„Das wird schlimm“, vermutet Susanne König, Anwohnerin des Marstalls und Vertreterin der Bürgerinitiative Mitte. Schon jetzt berichteten ihr Anwohner der Burgstraße, dass Kneipengäste spätabends lautstark Schlager mitsängen. „Das wird bis tief in die Nacht gehen, wenn die Sperrstunde verschoben wird“, meint König. Auch auf dem Holzmarkt werde dann noch lange gefeiert, befürchtet sie. Dort gehe es schon jetzt recht munter zu. „Das Problem ist, dass die Leute auf ihrem Weg zur nächsten Kneipe oder nach Hause ebenfalls Lärm machen“, sagt König.
Ein anderer Altstadtbewohner erzählt in einem Leserbrief an diese Redaktion, dass schon jetzt die Ruhezeiten zwischen 22 und 6 Uhr „häufig überschritten“ würden. „Trotzdem gefällt uns das Leben in dem Viertel sehr“, schreibt der Leser. Er hoffe, dass in der Diskussion um ein Verschieben des Ausschankstopps die Gegebenheiten vor Ort berücksichtigt werden, „und man Feier- nicht so einfach vor Wohnqualität stellt“.
Damit rennt der Altstadtbewohner bei Gastronomen offene Türen ein. „Wir haben ein gutes Verhältnis zu unserer Nachbarschaft und können sicherlich eine Übereinkunft finden“, sagt Dennis Bohnecke vom „Teestübchen“ auf dem Ballhofplatz. Schließlich gehe es auch nicht darum, Halligalli bis Mitternacht zu machen, sondern darum, dass Gäste etwas länger sitzen bleiben. „Wenn wir bis 23 Uhr draußen ausschenken dürften, wäre das schön – und zeitgemäß“, sagt er. Der Trend gehe dahin, dass Gäste selbst bei kühler Witterung gerne draußen säßen.

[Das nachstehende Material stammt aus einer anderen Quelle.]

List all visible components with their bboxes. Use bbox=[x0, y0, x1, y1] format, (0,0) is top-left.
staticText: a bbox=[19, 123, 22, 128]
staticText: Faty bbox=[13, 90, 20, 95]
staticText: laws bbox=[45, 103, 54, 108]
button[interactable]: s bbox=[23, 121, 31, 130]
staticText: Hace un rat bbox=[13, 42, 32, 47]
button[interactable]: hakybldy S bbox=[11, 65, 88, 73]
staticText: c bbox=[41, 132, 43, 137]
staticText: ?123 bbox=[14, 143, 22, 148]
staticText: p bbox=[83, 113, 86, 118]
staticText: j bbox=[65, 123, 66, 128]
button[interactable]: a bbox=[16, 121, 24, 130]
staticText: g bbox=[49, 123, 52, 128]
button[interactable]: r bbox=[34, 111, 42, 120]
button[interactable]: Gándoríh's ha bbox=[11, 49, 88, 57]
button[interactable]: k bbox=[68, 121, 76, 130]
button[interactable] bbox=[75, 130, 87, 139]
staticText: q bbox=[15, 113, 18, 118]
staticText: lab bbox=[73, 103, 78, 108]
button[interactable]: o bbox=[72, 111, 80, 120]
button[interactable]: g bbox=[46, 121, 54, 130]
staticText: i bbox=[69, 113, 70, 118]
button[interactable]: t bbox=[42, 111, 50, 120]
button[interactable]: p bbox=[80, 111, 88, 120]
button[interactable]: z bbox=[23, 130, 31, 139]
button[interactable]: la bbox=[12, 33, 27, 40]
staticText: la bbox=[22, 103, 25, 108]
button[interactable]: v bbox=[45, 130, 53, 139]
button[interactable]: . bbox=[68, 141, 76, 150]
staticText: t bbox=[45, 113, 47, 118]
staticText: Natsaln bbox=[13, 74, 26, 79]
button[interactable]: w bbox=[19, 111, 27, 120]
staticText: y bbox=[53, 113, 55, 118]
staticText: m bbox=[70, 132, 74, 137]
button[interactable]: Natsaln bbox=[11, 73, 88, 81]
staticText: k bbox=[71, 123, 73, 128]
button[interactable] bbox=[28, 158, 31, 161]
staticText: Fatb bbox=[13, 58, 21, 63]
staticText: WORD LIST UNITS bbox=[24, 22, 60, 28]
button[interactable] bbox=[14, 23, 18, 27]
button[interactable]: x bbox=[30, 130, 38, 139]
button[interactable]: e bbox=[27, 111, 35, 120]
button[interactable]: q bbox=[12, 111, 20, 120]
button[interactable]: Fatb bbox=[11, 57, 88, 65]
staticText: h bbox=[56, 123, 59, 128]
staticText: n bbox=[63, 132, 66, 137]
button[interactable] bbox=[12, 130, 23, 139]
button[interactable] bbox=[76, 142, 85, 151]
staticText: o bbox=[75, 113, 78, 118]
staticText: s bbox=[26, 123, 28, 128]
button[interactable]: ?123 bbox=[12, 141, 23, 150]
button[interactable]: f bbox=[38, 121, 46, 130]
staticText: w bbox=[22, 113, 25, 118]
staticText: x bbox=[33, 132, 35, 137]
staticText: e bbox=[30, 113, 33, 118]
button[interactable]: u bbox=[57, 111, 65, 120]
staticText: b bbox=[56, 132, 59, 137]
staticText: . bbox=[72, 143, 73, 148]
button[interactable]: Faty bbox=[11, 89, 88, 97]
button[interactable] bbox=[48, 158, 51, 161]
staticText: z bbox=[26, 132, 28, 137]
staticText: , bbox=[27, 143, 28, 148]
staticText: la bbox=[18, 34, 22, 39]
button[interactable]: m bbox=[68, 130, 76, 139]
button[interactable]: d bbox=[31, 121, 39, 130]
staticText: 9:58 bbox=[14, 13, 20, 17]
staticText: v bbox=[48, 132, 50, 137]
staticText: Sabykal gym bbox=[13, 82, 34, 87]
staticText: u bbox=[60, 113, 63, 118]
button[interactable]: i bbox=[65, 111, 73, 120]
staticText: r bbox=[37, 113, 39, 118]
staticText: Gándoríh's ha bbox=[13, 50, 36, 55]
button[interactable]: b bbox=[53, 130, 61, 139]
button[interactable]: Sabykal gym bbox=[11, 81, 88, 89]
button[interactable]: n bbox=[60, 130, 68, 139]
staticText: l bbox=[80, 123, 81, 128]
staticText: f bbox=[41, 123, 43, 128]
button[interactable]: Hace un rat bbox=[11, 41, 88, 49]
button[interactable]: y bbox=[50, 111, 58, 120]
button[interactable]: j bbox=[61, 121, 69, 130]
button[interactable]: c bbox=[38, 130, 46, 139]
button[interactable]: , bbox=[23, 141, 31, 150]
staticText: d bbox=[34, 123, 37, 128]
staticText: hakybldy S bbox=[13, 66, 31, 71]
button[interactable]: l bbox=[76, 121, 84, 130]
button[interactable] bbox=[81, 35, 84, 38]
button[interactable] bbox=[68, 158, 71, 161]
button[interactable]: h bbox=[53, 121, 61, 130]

Im Café und Bistro „Mezzo“ am Raschplatz-Pavillon bleibt Inhaberin Lilli Fink gelassen. „Für unsere Außenterrasse zur Straße habe ich ohnehin seit Jahren eine Ausnahmegenehmigung“, sagt sie. Dort könne sie bis Mitternacht ausschenken, weil kein unmittelbares Wohnumfeld betroffen sei. Anders die Holzterrasse auf der anderen Seite des Cafés nahe der Wohnhäuser. „Hier machen wir um 22 Uhr dicht“, sagt Fink. Sie könne verstehen, dass Anwohner ihre Ruhe haben wollen.
Björn Hensoldt betreibt mit seiner Firma Gastro Trends mehrere Gastronomien in Hannover, unter anderem das „Reimanns Eck“ am Weißekreuzplatz. Rund um den Platz befinden sich Wohnhäuser. „Ich würde mich über mehr Flexibilität freuen, um dann zusammen mit meinen Nachbarn individuelle Lösungen zu finden“, sagt Hensoldt. Im Grunde gehe es auch vornehmlich um den Freitag- und Samstagabend.
Heiko Heybey, Betreiber des Restaurants „Spandau“ in der Nordstadt, setzt ebenfalls auf nachbarschaftliche Verständigung. „Es wäre schon zeitgemäß, wenn wir bis 23 Uhr ausschenken dürften“, findet er. Sein Vorschlag: Die strengen Lärmgrenzen ab 22 Uhr sollten weiter berücksichtigt werden, aber die Gäste sollten dann nicht gleich von der Terrasse verschwinden müssen.
Für eine Verschiebung der Nachtruhe und damit auch der strengeren Lärmgrenzen, bräuchte es eine bundesgesetzliche Änderung. Darauf weist Rechtsanwalt Eckhard David hin, der sich beruflich mehrmals mit Lärmklagen beschäftigt hat. „Grundsätzlich gilt: Außengastronomien mit Kommunikationsgeräuschen sind ab 22 Uhr unzulässig“, sagt er. Ein Verschieben der Ausschankzeiten, wie es die Ratsmehrheit jetzt fordere, habe mit der Realität wenig zu tun.